In risposte-lampo,la sua posizione sui diritti civili, unioni di fatto, matrimoni gay, eutanasia legale, ius soli.
«La sfida che abbiamo di fronte è quella di una “rivoluzione della dignità” che ricollochi al centro delle politiche una fede laica nelle persone, il che vuol dire fondare un nuovo patto democratico sulla promozione dei diritti umani, universali e indivisibili.
Se partiremo da qui, le risposte verranno da sé: uguali diritti e doveri per tutte le unioni d’amore; libertà e responsabilità di scelta per ciascuno sulle questioni fondamentali dell’esistenza, compreso il fine vita e tenendo conto che nessuno tra noi teorizza l’eutanasia. Una legislazione equilibrata e ‘dolce’ su queste materie è la chance per squarciare il velo di arretratezze e pregiudizi e far fare a un’intera comunità un passo avanti verso l’Europa.

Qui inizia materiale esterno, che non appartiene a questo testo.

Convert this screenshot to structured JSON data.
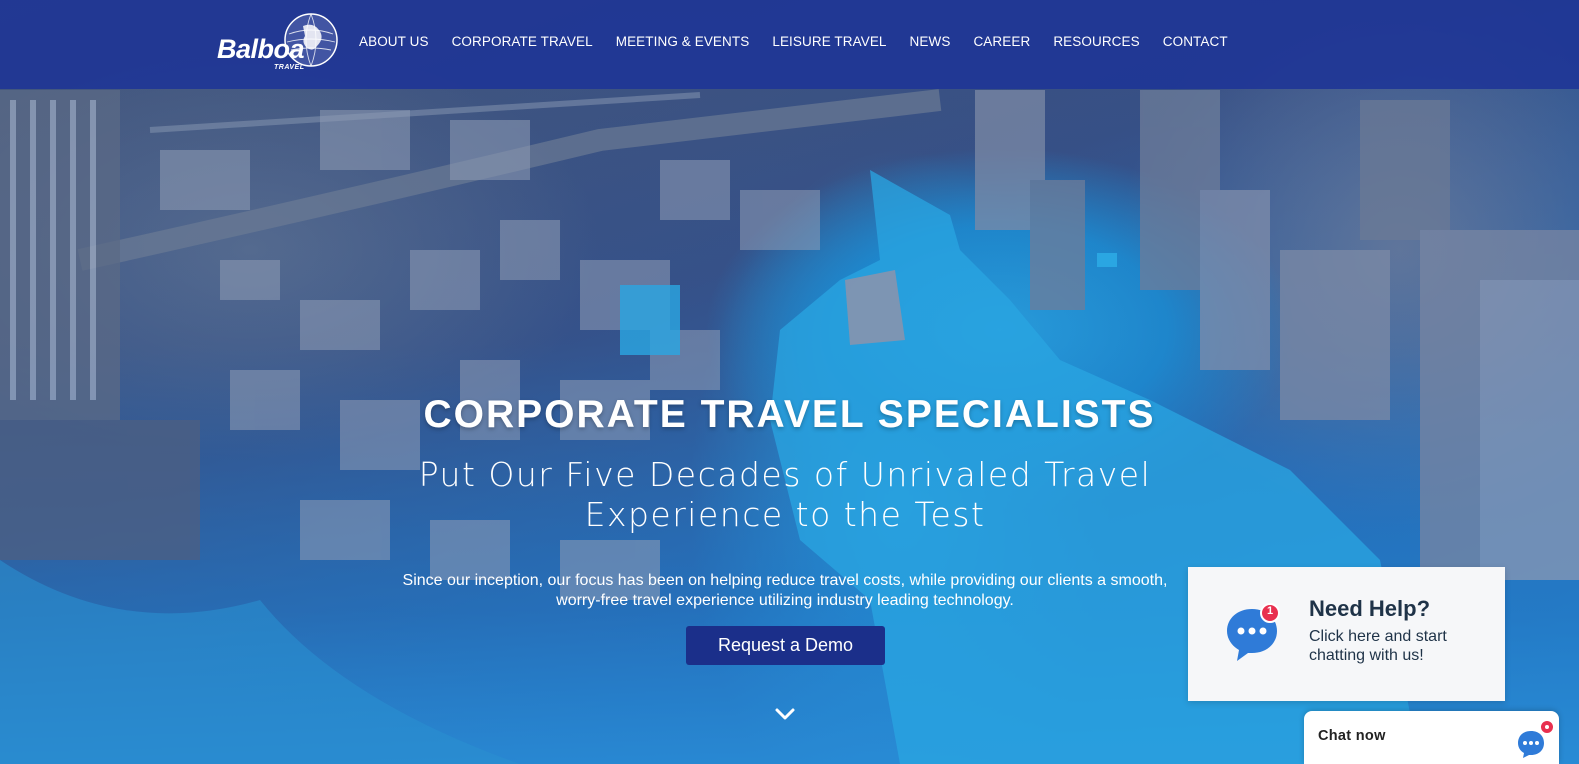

Ecco perché la cittadinanza ai bambini nati in Italia ha un impatto che va oltre la legge come le norme contro il femminicidio».

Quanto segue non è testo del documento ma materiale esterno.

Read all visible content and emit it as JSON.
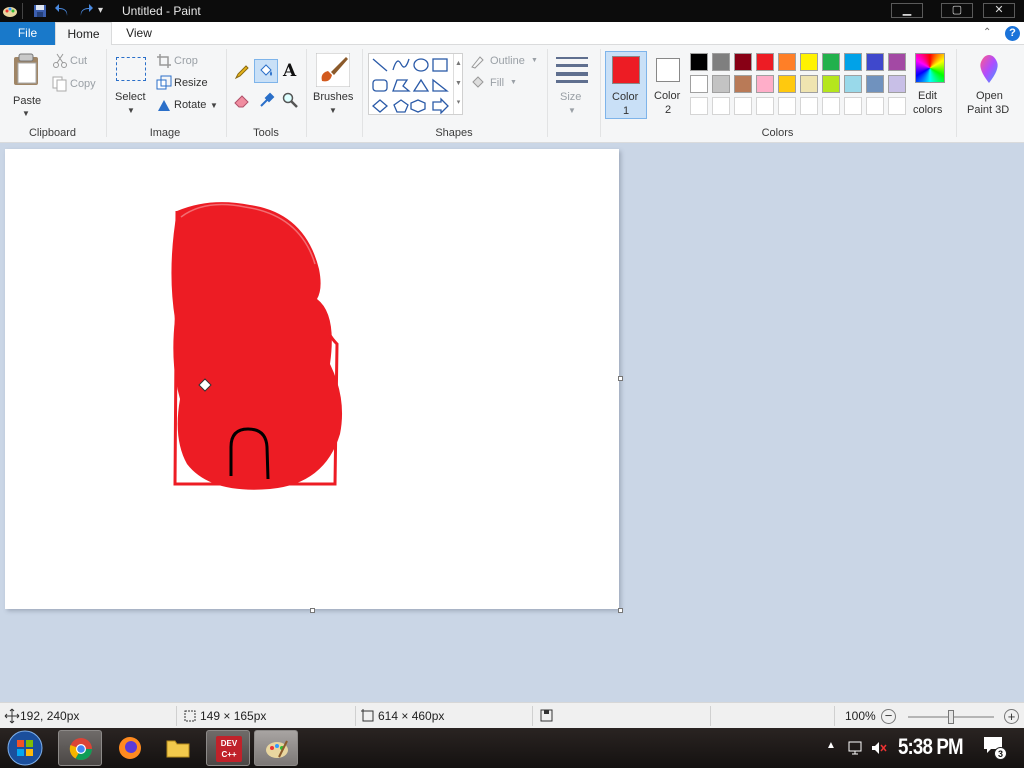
{
  "window": {
    "title": "Untitled - Paint",
    "minimize_symbol": "▁",
    "maximize_symbol": "▢",
    "close_symbol": "✕"
  },
  "menu": {
    "tabs": [
      {
        "label": "File"
      },
      {
        "label": "Home"
      },
      {
        "label": "View"
      }
    ],
    "help_symbol": "?"
  },
  "ribbon": {
    "clipboard": {
      "paste_label": "Paste",
      "cut_label": "Cut",
      "copy_label": "Copy",
      "group_label": "Clipboard"
    },
    "image": {
      "select_label": "Select",
      "crop_label": "Crop",
      "resize_label": "Resize",
      "rotate_label": "Rotate",
      "group_label": "Image"
    },
    "tools": {
      "text_tool_glyph": "A",
      "group_label": "Tools"
    },
    "brushes": {
      "label": "Brushes"
    },
    "shapes": {
      "outline_label": "Outline",
      "fill_label": "Fill",
      "group_label": "Shapes"
    },
    "size": {
      "label": "Size"
    },
    "colors": {
      "color1_label_line1": "Color",
      "color1_label_line2": "1",
      "color2_label_line1": "Color",
      "color2_label_line2": "2",
      "color1_value": "#ed1c24",
      "color2_value": "#ffffff",
      "palette_row1": [
        "#000000",
        "#7f7f7f",
        "#880015",
        "#ed1c24",
        "#ff7f27",
        "#fff200",
        "#22b14c",
        "#00a2e8",
        "#3f48cc",
        "#a349a4"
      ],
      "palette_row2": [
        "#ffffff",
        "#c3c3c3",
        "#b97a57",
        "#ffaec9",
        "#ffc90e",
        "#efe4b0",
        "#b5e61d",
        "#99d9ea",
        "#7092be",
        "#c8bfe7"
      ],
      "edit_colors_line1": "Edit",
      "edit_colors_line2": "colors",
      "group_label": "Colors"
    },
    "paint3d": {
      "label_line1": "Open",
      "label_line2": "Paint 3D"
    }
  },
  "statusbar": {
    "cursor_position": "192, 240px",
    "selection_size": "149 × 165px",
    "image_size": "614 × 460px",
    "zoom_level": "100%",
    "zoom_fraction": 0.5
  },
  "taskbar": {
    "apps": [
      "start-orb",
      "chrome",
      "firefox",
      "file-explorer",
      "dev-cpp",
      "paint"
    ],
    "dev_cpp_label_line1": "DEV",
    "dev_cpp_label_line2": "C++",
    "clock": "5:38 PM",
    "notification_count": "3"
  }
}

Il Paese che vorrei, un’idea per il lavoro.
«Sono convinto che questo Paese vada ricostruito dalle fondamenta facendo leva su una democrazia rinnovata. Dove l’economia torni a essere civile e l’impresa responsabile; dove la capacità e la voglia di realizzare se stessi col lavoro valga più della nascita o del patrimonio. L’Italia è profondamente disuguale e ingiusta. Per noi, per la sinistra, un rinnovamento di questa portata non può che passare dal recupero del valore sociale e morale del lavoro, tutto il lavoro, a cominciare da quello delle donne. Servono risorse e io credo che vadano cercate nelle rendite e nelle speculazioni, nelle sacche di privilegio, tra i ‘pochi’ che la crisi non ha colpito a danno dei ‘molti’ esclusi e impoveriti».
Caso Berlusconi e agibilità politica, torna in auge l’amnistia, ma lei ha detto che su questa partita il Pd si gioca l’anima e non si deve restare al governo a tutti i costi, ma se si va al voto i sondaggi premiano ancora una volta il Cav.

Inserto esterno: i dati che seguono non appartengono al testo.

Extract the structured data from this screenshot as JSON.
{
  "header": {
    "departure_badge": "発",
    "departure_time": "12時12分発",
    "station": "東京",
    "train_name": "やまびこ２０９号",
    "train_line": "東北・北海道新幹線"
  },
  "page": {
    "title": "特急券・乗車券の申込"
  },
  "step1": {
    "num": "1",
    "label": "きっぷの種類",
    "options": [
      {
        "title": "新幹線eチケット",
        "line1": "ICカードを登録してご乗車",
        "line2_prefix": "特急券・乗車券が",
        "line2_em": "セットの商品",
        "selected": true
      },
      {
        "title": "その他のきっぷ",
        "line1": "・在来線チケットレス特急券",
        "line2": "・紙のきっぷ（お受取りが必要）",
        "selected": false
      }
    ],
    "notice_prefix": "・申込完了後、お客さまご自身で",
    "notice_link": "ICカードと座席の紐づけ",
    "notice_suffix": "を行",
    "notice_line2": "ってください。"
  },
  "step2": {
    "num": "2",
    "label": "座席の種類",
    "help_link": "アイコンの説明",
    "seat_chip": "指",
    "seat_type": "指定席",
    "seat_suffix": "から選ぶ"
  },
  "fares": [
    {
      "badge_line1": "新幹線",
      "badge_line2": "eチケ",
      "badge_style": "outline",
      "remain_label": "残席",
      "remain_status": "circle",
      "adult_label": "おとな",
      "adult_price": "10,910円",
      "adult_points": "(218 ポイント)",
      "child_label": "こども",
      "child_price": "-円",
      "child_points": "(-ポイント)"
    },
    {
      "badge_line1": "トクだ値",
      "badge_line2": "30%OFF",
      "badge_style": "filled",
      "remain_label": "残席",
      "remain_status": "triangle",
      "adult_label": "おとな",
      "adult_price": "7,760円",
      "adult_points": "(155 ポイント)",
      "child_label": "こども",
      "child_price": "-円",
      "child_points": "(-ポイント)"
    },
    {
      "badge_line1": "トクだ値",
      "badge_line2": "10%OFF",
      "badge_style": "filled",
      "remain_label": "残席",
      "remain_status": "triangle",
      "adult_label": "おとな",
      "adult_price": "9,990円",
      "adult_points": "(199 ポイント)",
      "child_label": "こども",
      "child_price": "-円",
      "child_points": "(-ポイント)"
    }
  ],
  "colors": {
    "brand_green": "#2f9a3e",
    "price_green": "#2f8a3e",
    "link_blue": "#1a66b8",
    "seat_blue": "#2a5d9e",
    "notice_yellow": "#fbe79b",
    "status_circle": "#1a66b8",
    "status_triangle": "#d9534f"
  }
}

«Qui non è in gioco solo l’anima del Pd, che pure, dal mio punto di vista, non è poco. Qui parliamo della sopravvivenza dello Stato di diritto e della tenuta di un intero sistema democratico. Il principio invalicabile è quello della supremazia della legge. Il consenso, la popolarità, la ricchezza, il potere... nessuna caratteristica personale può consentire a un individuo di porsi al di sopra della legge. C’è una sentenza e va applicata. Punto. Sondaggi ed esiti elettorali vengono dopo».
Dialogo sempre impossibile con M5S?
«Una forza che raccoglie più di otto milioni di voti non può e non deve essere ignorata, ma M5S non ha ancora dimostrato nei fatti di voler davvero stare nelle istituzioni con spirito costruttivo. Se arrivassero segnalieri in questa direzione non sarebbe il Pd a sottrarsi».
Con Monti e poi Letta si può dire che in questi due anni Pdl e Pd abbiano governato insieme, i risultati non sono esaltanti.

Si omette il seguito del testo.